The main objective of the Finnish education system is to offer all citizens equal opportunities to receive a quality education. The emphasis on education is on learning rather than on tests or exams. There are no national tests for basic education students. The only national exam takes place at the end of upper secondary education. Normally, admission to higher education is based on the results of this test and entrance tests.
Education in Finland is one of the most successful in the world, it does not have tuition fees and its meals are totally subsidized. The Finnish strategy to achieve equality and excellence in education has been based on the construction of a comprehensive school system financed with public funds.
- 1 Obligatory education
- 1.1 Upper secondary Educational System
- 1.2 Tertiary Educational System
- 1.3 Keys to having an Educational System of Success according to Finland
Children are enrolled in compulsory or Educational System at the age of seven, which lasts nine years, the primary school covers six and the secondary school three. During this period of basic training, children will be trained in different subjects that will prepare them for further training.
Unlike other countries, pre-school education is not compulsory but it is conceived as a right to offer a position in the nursery.
Upper secondary Educational System
Once they have finished basic education, they will continue with their education in upper secondary education. This is considered as non-compulsory and is divided into two: the general one with a duration of three years (composed of a final exam) and the one of professional training, with a duration of three years that gives access to exercise a profession.
Tertiary Educational System
Tertiary education is offered at universities and polytechnics. If you want to access tertiary education you have to take a final exam in the upper secondary stage or in the basic studies of vocational training.
Although the pass of this type of exam accredits to enter the tertiary education, each institute can use the tests that they need to select the students. Finally, note that you can obtain degrees from both undergraduate and graduate.

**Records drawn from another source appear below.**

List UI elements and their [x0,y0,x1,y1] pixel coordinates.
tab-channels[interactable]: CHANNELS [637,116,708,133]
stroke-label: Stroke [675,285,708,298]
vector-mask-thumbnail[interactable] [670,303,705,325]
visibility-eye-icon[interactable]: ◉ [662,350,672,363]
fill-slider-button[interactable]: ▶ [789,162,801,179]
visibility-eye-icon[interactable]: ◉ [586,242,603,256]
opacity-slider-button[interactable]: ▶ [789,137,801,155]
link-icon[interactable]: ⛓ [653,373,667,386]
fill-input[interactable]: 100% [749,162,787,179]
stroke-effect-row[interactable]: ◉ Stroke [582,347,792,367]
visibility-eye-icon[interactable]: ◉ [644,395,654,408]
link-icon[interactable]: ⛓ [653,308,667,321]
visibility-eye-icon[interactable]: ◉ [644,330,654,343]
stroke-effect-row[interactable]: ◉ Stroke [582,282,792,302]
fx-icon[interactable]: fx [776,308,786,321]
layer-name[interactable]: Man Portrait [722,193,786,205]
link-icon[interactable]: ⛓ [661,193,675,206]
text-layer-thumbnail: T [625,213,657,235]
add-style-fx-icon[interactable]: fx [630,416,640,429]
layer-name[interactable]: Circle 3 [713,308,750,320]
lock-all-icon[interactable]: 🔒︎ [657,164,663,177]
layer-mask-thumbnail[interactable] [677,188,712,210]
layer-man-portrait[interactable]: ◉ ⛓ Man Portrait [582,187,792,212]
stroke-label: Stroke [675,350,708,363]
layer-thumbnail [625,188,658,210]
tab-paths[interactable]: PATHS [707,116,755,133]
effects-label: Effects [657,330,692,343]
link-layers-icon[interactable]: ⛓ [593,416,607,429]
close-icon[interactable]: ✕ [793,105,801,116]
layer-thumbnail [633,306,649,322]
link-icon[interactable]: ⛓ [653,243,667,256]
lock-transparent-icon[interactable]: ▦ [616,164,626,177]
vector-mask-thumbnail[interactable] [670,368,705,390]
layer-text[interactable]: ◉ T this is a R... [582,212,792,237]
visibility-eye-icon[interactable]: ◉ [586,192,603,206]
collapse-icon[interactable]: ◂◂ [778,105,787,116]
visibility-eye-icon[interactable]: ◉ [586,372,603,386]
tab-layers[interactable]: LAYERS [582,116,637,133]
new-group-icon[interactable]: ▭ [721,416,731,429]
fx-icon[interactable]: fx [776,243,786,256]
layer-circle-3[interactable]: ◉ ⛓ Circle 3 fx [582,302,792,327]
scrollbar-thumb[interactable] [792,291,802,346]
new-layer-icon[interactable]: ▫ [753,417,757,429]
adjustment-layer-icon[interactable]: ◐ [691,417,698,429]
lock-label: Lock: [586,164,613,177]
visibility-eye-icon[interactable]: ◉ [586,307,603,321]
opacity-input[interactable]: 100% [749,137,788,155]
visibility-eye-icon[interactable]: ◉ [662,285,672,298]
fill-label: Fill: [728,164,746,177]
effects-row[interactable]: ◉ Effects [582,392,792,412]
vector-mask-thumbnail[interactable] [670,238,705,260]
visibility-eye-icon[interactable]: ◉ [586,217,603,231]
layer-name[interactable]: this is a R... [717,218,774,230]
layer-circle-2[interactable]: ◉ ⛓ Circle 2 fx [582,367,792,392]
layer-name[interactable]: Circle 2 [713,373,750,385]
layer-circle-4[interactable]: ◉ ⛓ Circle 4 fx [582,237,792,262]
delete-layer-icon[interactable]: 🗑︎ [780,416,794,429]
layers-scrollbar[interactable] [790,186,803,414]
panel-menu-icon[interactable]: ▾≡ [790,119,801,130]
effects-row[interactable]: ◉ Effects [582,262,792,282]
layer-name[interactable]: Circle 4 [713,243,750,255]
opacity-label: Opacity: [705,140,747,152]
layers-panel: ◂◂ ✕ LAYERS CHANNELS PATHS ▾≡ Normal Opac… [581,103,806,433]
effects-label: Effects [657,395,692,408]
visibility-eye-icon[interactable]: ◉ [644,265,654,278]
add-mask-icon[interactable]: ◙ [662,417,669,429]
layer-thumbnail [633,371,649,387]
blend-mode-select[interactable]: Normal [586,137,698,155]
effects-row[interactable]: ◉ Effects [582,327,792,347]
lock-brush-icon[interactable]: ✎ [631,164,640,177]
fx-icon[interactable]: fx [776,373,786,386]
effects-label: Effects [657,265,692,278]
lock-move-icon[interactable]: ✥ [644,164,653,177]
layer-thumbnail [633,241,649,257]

Keys to having an Educational System of Success according to Finland
At first glance,e it may seem that it is an educational system just like the others. What then is one of the most efficient and effective according to the PISA report? Then we leave some of the characteristics that make this educational system is conceived as one of the best in the world.
Next, we present you the successful characteristics of the Finnish education as far as students are concerned:
The importance of the student against the acquisition of knowledge.

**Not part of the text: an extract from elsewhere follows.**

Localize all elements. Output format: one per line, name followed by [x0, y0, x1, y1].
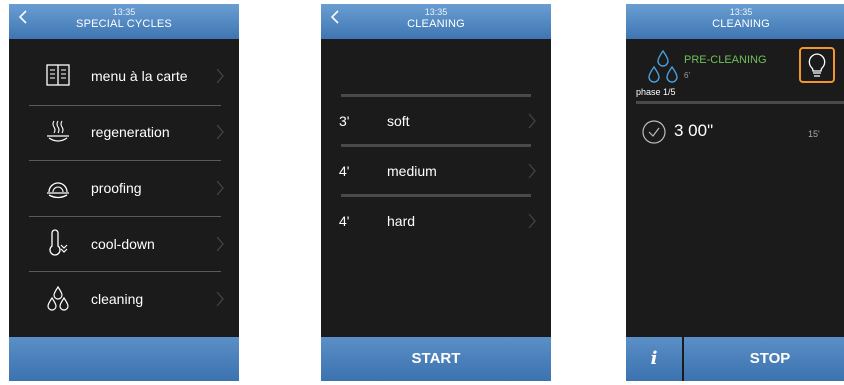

The Finnish Educational System is characterized by understanding that a student who is happy in the classroom and comfortable because he is free to learn at his own pace, will learn the knowledge that is necessary for them easier.
A cozy environment
The Finnish Educational System understands that students have to feel at home when they are in school. That is to say, their priority is to offer continuity between both, and for this, their facilities are conditioned to favor this feeling.
The workspaces are comfortable, the corridors are decorated with the works of children and even the colors of these are warm. Since the schools are usually not very large, both the tutor and the director know their students.
The relationship between teachers and students is one of familiarity and respect. Teachers are motivated and seek to help their students learn. They can also put sanctions ranging from half an hour of relaxation for the child who has had a bad behavior to the suspension of three months.
Contents adapted to the rhythm of learning
As in many educational systems, before entering the compulsory stage, it is already intended to awaken in children skills such as curiosity. Only in the morning and in an attractive way.
If a child does not keep up with the rest of the classmates, he or she is given the opportunity to learn early (6 years) and even with the permission of the parents they can leave it until they are 8 years old in the non-compulsory education until they are ready to learn reading.
No child can repeat the course since it is prohibited by law; although it can happen exceptionally. To avoid this, groups of children with this difficulty are created and auxiliary students are even sent to class.
Early detection of special educational needs
The Finnish Educational System is characterized by having a system capable of detecting any disorder or difficulty in learning. Even as children in non-compulsory education, students undergo various tests to detect any problem in their learning if there is one.
An adequate ratio to learning
In the compulsory stage (primary and secondary) the number of students per class does not exceed 25, although the rule is that there should be no more than 20. Unlike other countries, there are education assistants who help the main teacher with both materials as with students who present special educational needs.
In secondary education, there is a counselor for 200 students. This allows you to serve them all efficiently and effectively. All present in the same center and have to be visited twice a year minimum for each student.
The students usually work as a team or alone. While the teachers, as another resource, is dedicated to motivating them to participate and remain active in the activities they do.
The centers stand out for having shelves full of books(Educational System), as well as projectors, computers, televisions … The students are constantly encouraged to use everything within their reach to build knowledge.